Tribunal espanhol ordena que a Meta pague €479 milhões a editoras por violação do GDPR

Tribunal espanhol ordena que a Meta pague €479 milhões a editoras por violação do GDPR
Utkarsh Roshan
20 de nov. de 2025, 08:16 AM
  • O tribunal espanhol ordena que a Meta indenize os editores por violações do GDPR.
  • A decisão vem após anos de disputas sobre práticas de publicidade comportamental.
  • A decisão ocorre poucos dias após Meta vencer uma grande batalha legal antitruste nos EUA.

Um tribunal espanhol ordenou que a Meta pagasse €479 milhões a 87 veículos de mídia digital e agências de notícias após decidir que a empresa obteve uma vantagem competitiva ilegal por meio do uso de dados pessoais para publicidade comportamental.

O Tribunal Comercial de Madri afirmou na quinta-feira que a indenização decorre das práticas da Meta no Facebook e no Instagram, onde a empresa processou dados de usuários em violação ao Regulamento Geral de Proteção de Dados (GDPR) da União Europeia.

O tribunal concluiu que o arcabouço de processamento de dados da Meta conferia ao grupo tecnológico dos EUA uma "vantagem competitiva significativa" no mercado de publicidade online da Espanha, violando tanto o GDPR quanto a lei antitruste do país.

A reclamação se concentrou na mudança da Meta na base legal para publicidade comportamental em maio de 2018, quando o GDPR entrou em vigor.

A empresa passou de buscar consentimento explícito do usuário para depender da "necessidade para a execução de um contrato" para justificar a segmentação de anúncios baseada em dados.

Posteriormente, os reguladores consideraram essa justificativa insuficiente sob o regime de privacidade.

A Meta reverteu o rumo em agosto de 2023 e restabeleceu o consentimento como base legal para essas práticas.

No entanto, o juiz estimou que a Meta obteve pelo menos €5,3 bilhões em receita publicitária durante o período de cinco anos em análise e tratou o valor total como lucro obtido em violação ao GDPR.

Uma alegação semelhante está sendo atualmente analisada na França.

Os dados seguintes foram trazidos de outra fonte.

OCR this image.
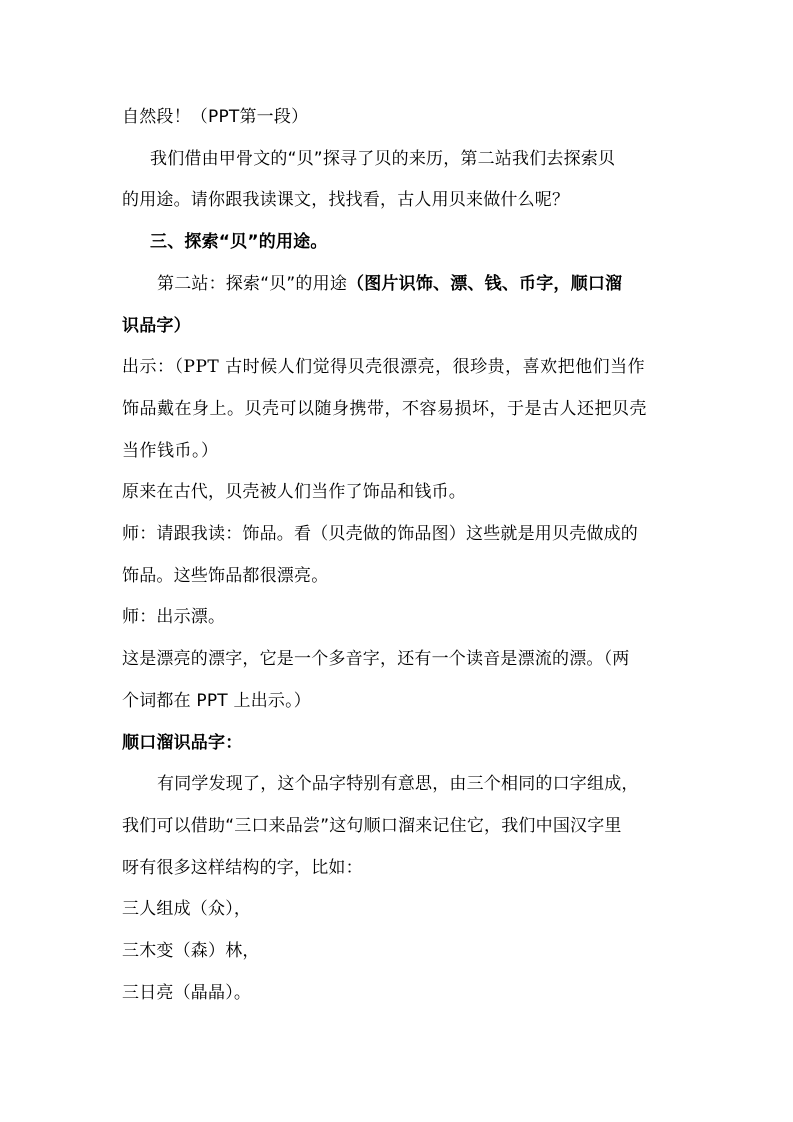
自然段！（PPT第一段）
我们借由甲骨文的“贝”探寻了贝的来历，第二站我们去探索贝
的用途。请你跟我读课文，找找看，古人用贝来做什么呢？
三、探索“贝”的用途。
第二站：探索“贝”的用途（图片识饰、漂、钱、币字，顺口溜
识品字）
出示：（PPT 古时候人们觉得贝壳很漂亮，很珍贵，喜欢把他们当作
饰品戴在身上。贝壳可以随身携带，不容易损坏，于是古人还把贝壳
当作钱币。）
原来在古代，贝壳被人们当作了饰品和钱币。
师：请跟我读：饰品。看（贝壳做的饰品图）这些就是用贝壳做成的
饰品。这些饰品都很漂亮。
师：出示漂。
这是漂亮的漂字，它是一个多音字，还有一个读音是漂流的漂。（两
个词都在 PPT 上出示。）
顺口溜识品字：
有同学发现了，这个品字特别有意思，由三个相同的口字组成，
我们可以借助“三口来品尝”这句顺口溜来记住它，我们中国汉字里
呀有很多这样结构的字，比如：
三人组成（众），
三木变（森）林，
三日亮（晶晶）。
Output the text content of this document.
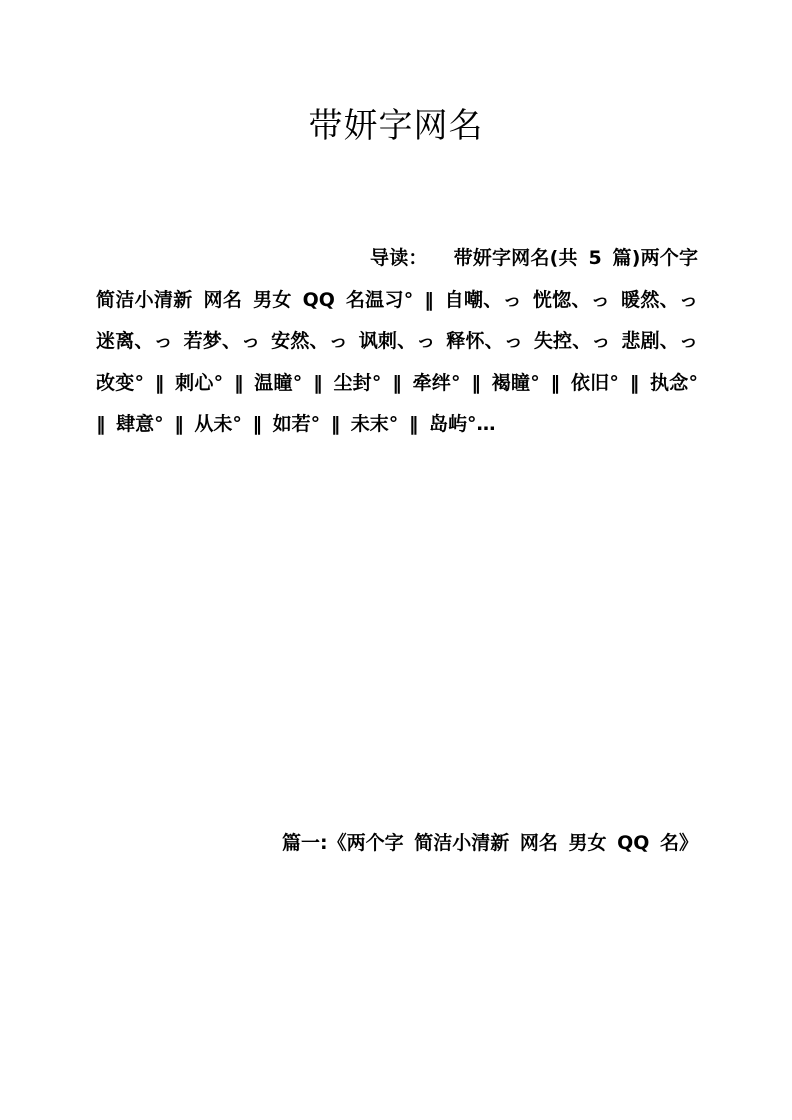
带妍字网名

导读： 带妍字网名(共 5 篇)两个字 简洁小清新 网名 男女 QQ 名温习° ‖ 自嘲、っ 恍惚、っ 暖然、っ 迷离、っ 若梦、っ 安然、っ 讽刺、っ 释怀、っ 失控、っ 悲剧、っ 改变° ‖ 刺心° ‖ 温瞳° ‖ 尘封° ‖ 牵绊° ‖ 褐瞳° ‖ 依旧° ‖ 执念° ‖ 肆意° ‖ 从未° ‖ 如若° ‖ 未末° ‖ 岛屿°…

篇一:《两个字 简洁小清新 网名 男女 QQ 名》
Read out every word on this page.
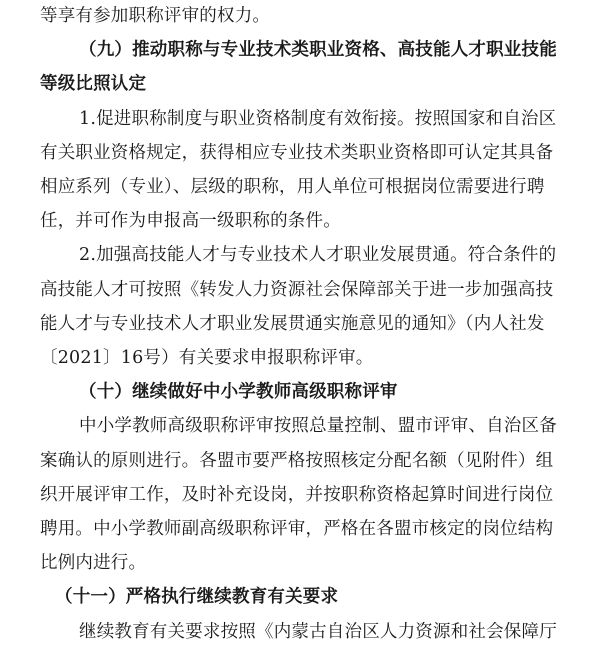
等享有参加职称评审的权力。
（九）推动职称与专业技术类职业资格、高技能人才职业技能
等级比照认定
1.促进职称制度与职业资格制度有效衔接。按照国家和自治区
有关职业资格规定，获得相应专业技术类职业资格即可认定其具备
相应系列（专业）、层级的职称，用人单位可根据岗位需要进行聘
任，并可作为申报高一级职称的条件。
2.加强高技能人才与专业技术人才职业发展贯通。符合条件的
高技能人才可按照《转发人力资源社会保障部关于进一步加强高技
能人才与专业技术人才职业发展贯通实施意见的通知》（内人社发
〔2021〕16号）有关要求申报职称评审。
（十）继续做好中小学教师高级职称评审
中小学教师高级职称评审按照总量控制、盟市评审、自治区备
案确认的原则进行。各盟市要严格按照核定分配名额（见附件）组
织开展评审工作，及时补充设岗，并按职称资格起算时间进行岗位
聘用。中小学教师副高级职称评审，严格在各盟市核定的岗位结构
比例内进行。
（十一）严格执行继续教育有关要求
继续教育有关要求按照《内蒙古自治区人力资源和社会保障厅
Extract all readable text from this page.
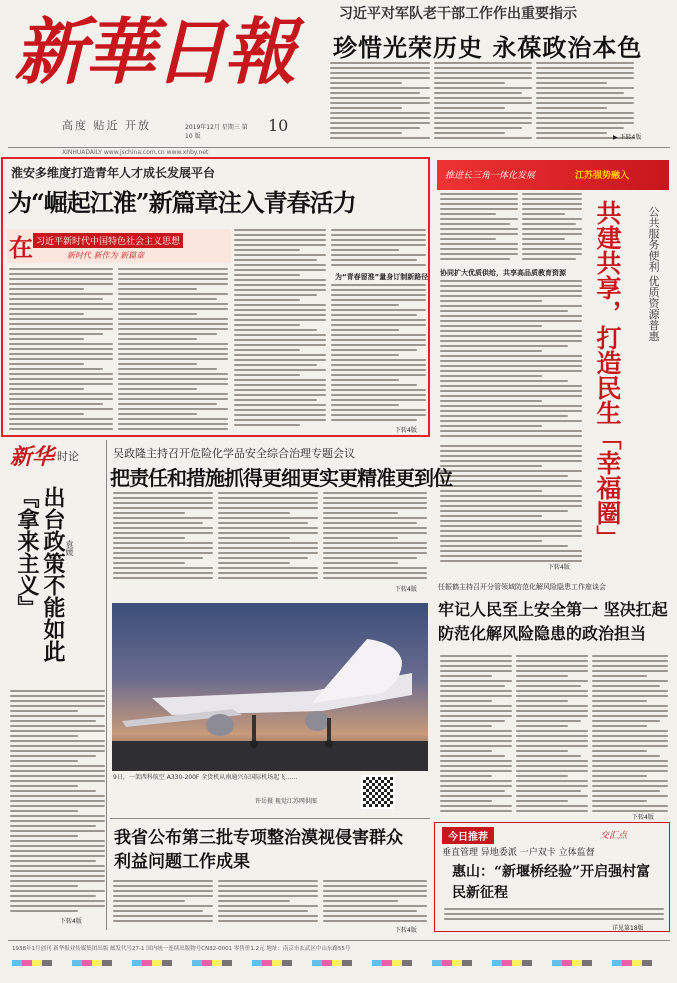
新華日報
高度 贴近 开放	2019年12月 星期三 第10 版
10
习近平对军队老干部工作作出重要指示
珍惜光荣历史 永葆政治本色
▶ 下转4版
XINHUADAILY www.jschina.com.cn www.xhby.net
淮安多维度打造青年人才成长发展平台
为“崛起江淮”新篇章注入青春活力
在 习近平新时代中国特色社会主义思想
新时代 新作为 新篇章
为“青春留淮”量身订制新路径
下转4版
推进长三角一体化发展	江苏强势融入
共建共享，打造民生「幸福圈」 公共服务便利 优质资源普惠
协同扩大优质供给，共享高品质教育资源
下转4版
新华 时论
出台政策不能如此『拿来主义』	袁媛
下转4版
吴政隆主持召开危险化学品安全综合治理专题会议
把责任和措施抓得更细更实更精准更到位
下转4版
9日，一架西科航空 A330-200F 全货机从南通兴东国际机场起飞……
许岳摄 视觉江苏网供图
任振鹤主持召开分管领域防范化解风险隐患工作座谈会
牢记人民至上安全第一 坚决扛起防范化解风险隐患的政治担当
下转4版
我省公布第三批专项整治漠视侵害群众利益问题工作成果
下转4版
今日推荐	交汇点
垂直管理 异地委派 一户双卡 立体监督
惠山：“新堰桥经验”开启强村富民新征程
详见第18版
1938年1月创刊 新华报业传媒集团出版 邮发代号27-1 国内统一连续出版物号CN32-0001 零售价1.2元 地址：南京市玄武区中山东路55号
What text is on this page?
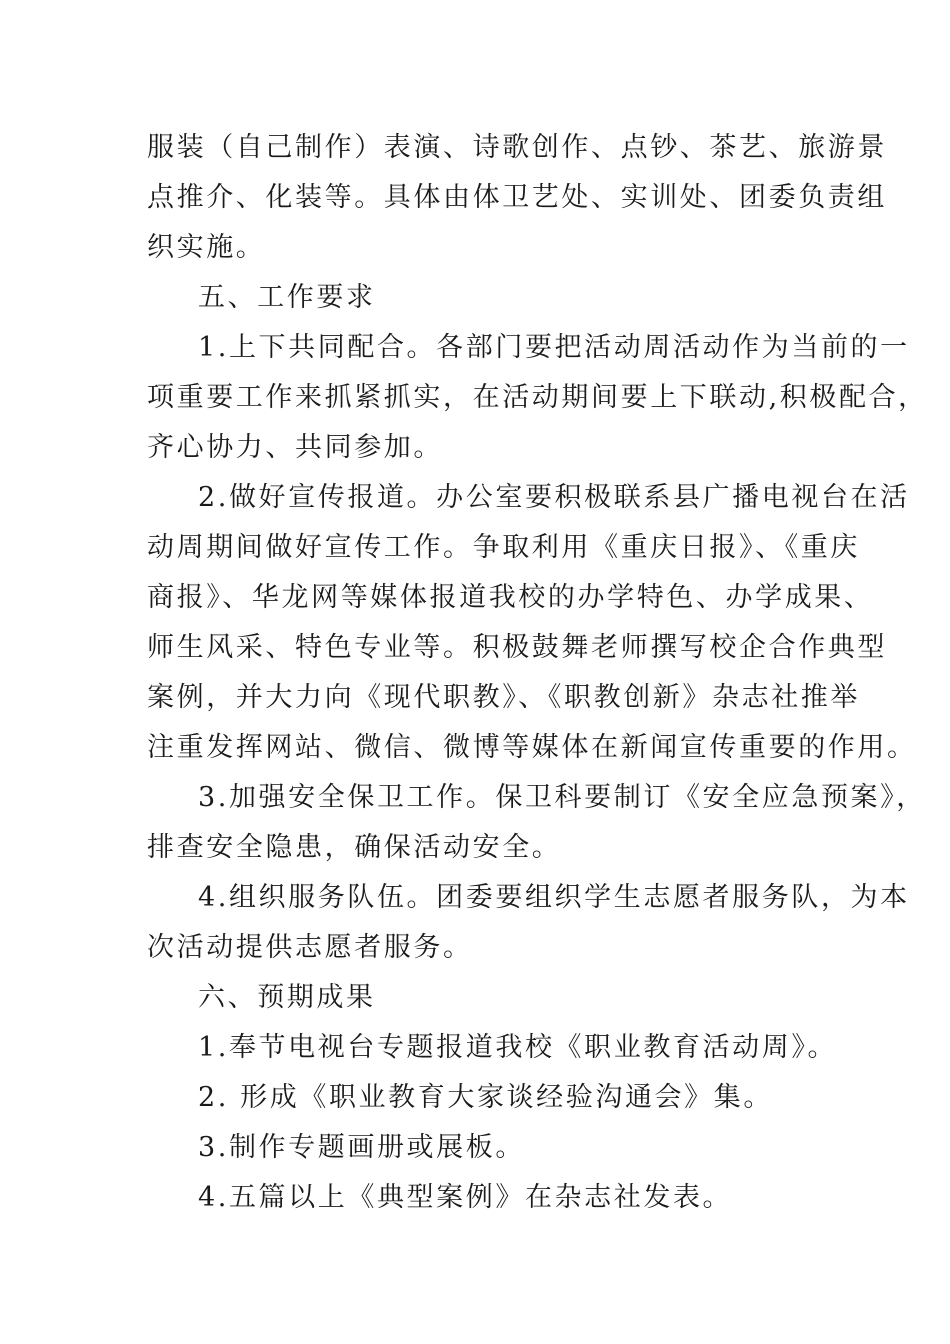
服装（自己制作）表演、诗歌创作、点钞、茶艺、旅游景

点推介、化装等。具体由体卫艺处、实训处、团委负责组

织实施。

五、工作要求

1.上下共同配合。各部门要把活动周活动作为当前的一

项重要工作来抓紧抓实，在活动期间要上下联动,积极配合，

齐心协力、共同参加。

2.做好宣传报道。办公室要积极联系县广播电视台在活

动周期间做好宣传工作。争取利用《重庆日报》、《重庆

商报》、华龙网等媒体报道我校的办学特色、办学成果、

师生风采、特色专业等。积极鼓舞老师撰写校企合作典型

案例，并大力向《现代职教》、《职教创新》杂志社推举

注重发挥网站、微信、微博等媒体在新闻宣传重要的作用。

3.加强安全保卫工作。保卫科要制订《安全应急预案》，

排查安全隐患，确保活动安全。

4.组织服务队伍。团委要组织学生志愿者服务队，为本

次活动提供志愿者服务。

六、预期成果

1.奉节电视台专题报道我校《职业教育活动周》。

2. 形成《职业教育大家谈经验沟通会》集。

3.制作专题画册或展板。

4.五篇以上《典型案例》在杂志社发表。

A decisão continua sujeita a apelação.

A decisão se soma à crescente lista de desafios legais da Meta na Europa.

No ano passado, a Comissão Europeia impôs uma multa de quase €800 milhões, concluindo que a empresa havia vinculado o Facebook Marketplace ao Facebook e impôs condições comerciais injustas aos concorrentes do setor de classificados online.

O governo da Espanha tomou medidas adicionais direcionadas às práticas de dados da Meta.

O primeiro-ministro Pedro Sánchez disse na quarta-feira que um comitê da câmara baixa investigaria alegações de que a Meta usou um mecanismo oculto para rastrear a atividade web dos usuários de dispositivos Android.

Meta disse que cooperaria com as autoridades espanholas.

A decisão espanhola veio poucos dias após Meta conquistar uma vitória legal significativa nos Estados Unidos.

Um juiz federal rejeitou o caso antitruste de grande destaque da Comissão Federal de Comércio que buscava desfazer as aquisições do Instagram e WhatsApp pela Meta.

A decisão encerra uma tentativa de anos dos reguladores dos EUA de contestar alguns dos acordos mais importantes do setor de tecnologia.

Em um parecer memorando divulgado na terça-feira, o juiz James Boasberg, do Tribunal Distrital dos EUA em Washington, DC, decidiu que a FTC não conseguiu provar que Meta atualmente detém poder monopolista nas redes sociais.

"Quer a Meta tenha ou não tido poder monopólio no passado, a agência deve mostrar que continua detendo esse poder atualmente", disse Boasberg.

Ele concluiu que a FTC não havia cumprido esse requisito, emitindo uma sentença favorável à Meta.

O caso foi originalmente aberto há cinco anos e foi visto como um teste marcante da fiscalização antitruste dos EUA na economia digital.